While yes-and-no questions potentially lead to similar black-and-white answers, interviews with a number of Massachusetts College of Liberal Arts students show that they actually have some diverse opinions on the present state of our environment and the efficacy of Earth Day.

"The environment wouldn't need protection if people didn't abuse it. The Earth takes care of itself," said 21-year-old Dan Bisson of Lowell, who confessed, "I've thrown cigarettes on the ground because I know the street sweeper is coming. I know there is someone is cleaning up after me."

Some said the deteriorating state of today's environment is definitely not getting as much attention as it needs, others that there is plenty of light being shed upon the situation but not much being done.

Some students were not even aware of Earth Day, a worldwide holiday created in 1970 to call for action against pollution and advocate for cleaner air and water. The day is meant to educate people on the present state of the environment and illustrate ways in which they can take action to save and preserve it.

Not all the students were sure that local efforts would make much of an impact on the environment. Tom Coppola, another MCLA student from Richmond, felt that "about as much attention that can be given is being presented. In certain areas, it's great ... but how much impact is 'MCLA Going Green' really going to happen?"

While some of MCLA's students thought the day might be useful as a steppingstone to save the environment, others just don't notice any progress through events like this. One remembered the "holiday" as a popular thing during the '90s and would recycle then, but does not notice as much attention given to these issues today.

"I think Earth Day is just an American holiday. It is useful, and it is needed, but I don't think the title 'Earth Day' reflects what it really is," said Coppola. "To me, it just sounds like a day when you should go out and enjoy sunshine. It should be called something like 'Save Earth Day' or "Earth Alive Day," something that says 'HEY ... WAKE UP!! We're killing things here!'"

But sophomore Danielle Gismondi of Long Island, N.Y., said, "I'm seeing a bigger movement to treat the environment in the right way. I think it is becoming more popular, but knowledge is being brought through marketing and advertising. I don't think the way we are being educated today is doing its job to make people care more. It has a point, but people aren't getting it."

Most students interviewed have family members and friends who generally feel the same way about the environmental issues as they do, but not always. "I have definitely heard my cousins say they don't believe in global warming," said Gismondi.

Coppola said that instead of taking action, people are just sitting back and blaming each other while the environment slips away more quickly than ever. And if it keeps up, we won't have an environment.

What people can do to start actively — and easily — caring for the environment are small things, such as picking up after themselves, recycling and riding a bike to work. We could conserve energy simply by closing doors, turning off lights, shutting off the TV, and so on. And stop using synthetic materials that cost energy to produce and aren't biodegradable.

"We should use what we already have," said Gismondi.

Another way to begin protecting the environment is just to become educated.

Many believe that if only things were simplified, people would contribute more to the safe-keeping of our Earth. For example, people would recycle if there were more recycling bins around. As Coppola put it, "It's an accessibility thing."
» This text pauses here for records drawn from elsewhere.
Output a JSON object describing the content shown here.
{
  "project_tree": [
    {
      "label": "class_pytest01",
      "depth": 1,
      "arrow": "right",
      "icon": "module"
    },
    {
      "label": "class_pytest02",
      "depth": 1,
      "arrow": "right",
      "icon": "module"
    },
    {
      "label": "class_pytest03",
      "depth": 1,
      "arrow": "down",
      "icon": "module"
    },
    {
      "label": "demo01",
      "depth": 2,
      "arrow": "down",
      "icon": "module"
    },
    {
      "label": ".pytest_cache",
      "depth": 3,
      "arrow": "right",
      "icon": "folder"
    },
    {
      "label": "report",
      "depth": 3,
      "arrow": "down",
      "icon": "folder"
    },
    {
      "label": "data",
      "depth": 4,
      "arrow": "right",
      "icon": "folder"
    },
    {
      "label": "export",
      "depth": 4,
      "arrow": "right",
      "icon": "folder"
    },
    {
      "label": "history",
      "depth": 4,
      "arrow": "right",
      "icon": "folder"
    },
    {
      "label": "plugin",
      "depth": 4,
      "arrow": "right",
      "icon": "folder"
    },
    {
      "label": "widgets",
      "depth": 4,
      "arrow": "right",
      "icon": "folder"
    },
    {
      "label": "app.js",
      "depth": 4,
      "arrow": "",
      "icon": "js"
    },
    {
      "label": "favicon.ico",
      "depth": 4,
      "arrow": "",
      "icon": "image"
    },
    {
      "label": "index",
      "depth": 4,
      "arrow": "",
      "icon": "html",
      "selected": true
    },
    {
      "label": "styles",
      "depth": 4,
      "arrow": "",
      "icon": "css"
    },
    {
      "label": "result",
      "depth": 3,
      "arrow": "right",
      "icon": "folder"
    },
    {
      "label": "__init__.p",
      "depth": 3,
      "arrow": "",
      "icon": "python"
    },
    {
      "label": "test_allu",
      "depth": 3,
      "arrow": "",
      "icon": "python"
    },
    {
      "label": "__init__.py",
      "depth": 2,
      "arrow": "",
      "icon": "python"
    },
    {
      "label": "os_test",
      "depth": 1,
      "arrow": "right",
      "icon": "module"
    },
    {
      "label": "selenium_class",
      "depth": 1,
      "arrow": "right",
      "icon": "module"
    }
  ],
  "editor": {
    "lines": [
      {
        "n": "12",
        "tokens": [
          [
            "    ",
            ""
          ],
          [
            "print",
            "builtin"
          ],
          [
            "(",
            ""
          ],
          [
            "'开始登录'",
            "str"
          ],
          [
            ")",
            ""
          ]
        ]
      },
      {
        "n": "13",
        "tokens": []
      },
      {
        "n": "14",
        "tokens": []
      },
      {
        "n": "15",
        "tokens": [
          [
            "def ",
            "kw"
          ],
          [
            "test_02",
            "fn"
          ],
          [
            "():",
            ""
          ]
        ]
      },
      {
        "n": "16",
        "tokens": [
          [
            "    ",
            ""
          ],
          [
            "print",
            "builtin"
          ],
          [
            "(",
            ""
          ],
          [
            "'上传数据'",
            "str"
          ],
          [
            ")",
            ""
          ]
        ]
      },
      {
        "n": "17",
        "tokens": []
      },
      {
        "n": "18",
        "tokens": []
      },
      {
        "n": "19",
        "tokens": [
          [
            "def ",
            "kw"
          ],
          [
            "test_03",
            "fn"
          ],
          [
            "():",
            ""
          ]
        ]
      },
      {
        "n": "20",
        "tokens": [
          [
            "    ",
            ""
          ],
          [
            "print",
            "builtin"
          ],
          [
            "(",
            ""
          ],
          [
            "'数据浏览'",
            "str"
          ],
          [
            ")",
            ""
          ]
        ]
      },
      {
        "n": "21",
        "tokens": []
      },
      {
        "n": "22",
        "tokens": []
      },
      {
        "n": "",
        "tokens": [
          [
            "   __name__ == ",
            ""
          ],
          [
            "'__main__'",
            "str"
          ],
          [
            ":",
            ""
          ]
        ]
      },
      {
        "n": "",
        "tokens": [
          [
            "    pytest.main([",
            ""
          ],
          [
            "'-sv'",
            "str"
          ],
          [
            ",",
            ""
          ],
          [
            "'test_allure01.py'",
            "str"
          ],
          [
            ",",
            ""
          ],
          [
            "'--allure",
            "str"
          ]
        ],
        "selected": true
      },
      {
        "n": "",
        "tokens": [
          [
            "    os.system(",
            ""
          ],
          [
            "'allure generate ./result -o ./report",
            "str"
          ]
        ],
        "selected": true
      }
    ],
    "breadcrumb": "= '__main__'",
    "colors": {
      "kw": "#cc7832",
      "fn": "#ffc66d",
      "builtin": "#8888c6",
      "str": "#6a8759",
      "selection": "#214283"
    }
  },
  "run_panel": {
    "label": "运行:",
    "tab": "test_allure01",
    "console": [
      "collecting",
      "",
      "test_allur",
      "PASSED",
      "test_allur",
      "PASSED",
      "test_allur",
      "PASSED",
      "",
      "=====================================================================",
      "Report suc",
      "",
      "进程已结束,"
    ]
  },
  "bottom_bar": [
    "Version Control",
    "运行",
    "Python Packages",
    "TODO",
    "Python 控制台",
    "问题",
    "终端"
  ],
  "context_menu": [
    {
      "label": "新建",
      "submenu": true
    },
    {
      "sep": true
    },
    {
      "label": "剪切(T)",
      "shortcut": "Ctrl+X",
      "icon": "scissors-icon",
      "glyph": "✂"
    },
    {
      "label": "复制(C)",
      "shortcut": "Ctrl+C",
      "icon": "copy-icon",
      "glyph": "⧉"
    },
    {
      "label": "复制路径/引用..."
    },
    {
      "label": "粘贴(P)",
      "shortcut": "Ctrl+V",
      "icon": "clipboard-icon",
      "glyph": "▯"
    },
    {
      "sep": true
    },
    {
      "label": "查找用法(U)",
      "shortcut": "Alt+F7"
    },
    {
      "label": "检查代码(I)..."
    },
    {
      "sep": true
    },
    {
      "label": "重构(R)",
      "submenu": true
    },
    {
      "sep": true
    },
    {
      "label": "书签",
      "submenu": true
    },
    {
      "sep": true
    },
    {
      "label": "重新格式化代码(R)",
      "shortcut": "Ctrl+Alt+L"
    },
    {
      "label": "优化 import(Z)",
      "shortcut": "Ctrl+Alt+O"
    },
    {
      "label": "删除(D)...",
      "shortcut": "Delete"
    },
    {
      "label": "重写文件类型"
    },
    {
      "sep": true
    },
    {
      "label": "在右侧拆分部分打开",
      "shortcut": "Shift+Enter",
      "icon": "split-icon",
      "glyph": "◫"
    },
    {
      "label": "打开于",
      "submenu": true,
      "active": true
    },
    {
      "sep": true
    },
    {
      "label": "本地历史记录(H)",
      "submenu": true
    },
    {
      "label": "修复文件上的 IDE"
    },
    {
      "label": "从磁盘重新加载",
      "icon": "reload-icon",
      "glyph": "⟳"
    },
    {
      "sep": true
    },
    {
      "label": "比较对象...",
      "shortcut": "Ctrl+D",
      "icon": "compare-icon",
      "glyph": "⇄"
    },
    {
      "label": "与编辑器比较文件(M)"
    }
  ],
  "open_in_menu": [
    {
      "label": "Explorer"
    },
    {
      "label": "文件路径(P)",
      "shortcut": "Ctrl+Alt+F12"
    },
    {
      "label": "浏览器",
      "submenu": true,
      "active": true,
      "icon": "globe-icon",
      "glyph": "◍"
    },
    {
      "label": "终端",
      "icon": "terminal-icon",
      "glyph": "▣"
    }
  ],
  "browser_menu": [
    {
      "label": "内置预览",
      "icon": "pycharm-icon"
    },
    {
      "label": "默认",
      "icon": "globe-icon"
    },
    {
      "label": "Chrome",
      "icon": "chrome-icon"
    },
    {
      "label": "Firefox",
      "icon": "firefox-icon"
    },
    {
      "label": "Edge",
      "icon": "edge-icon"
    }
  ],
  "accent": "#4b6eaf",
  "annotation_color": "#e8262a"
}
The students were also worried about future generations if we fail to take of the environment. Junior Adam Carmichael of Bellingham speculated that at this rate, "everyone is going to live in a bubble because breathing air will be like swallowing fire ants."

All in all, their responses were that we should try to take note to become active in our communities to help clean up the environment.

What better day to begin than on Tuesday, April 22, this year's Earth Day. It's time to smarten up and simplify!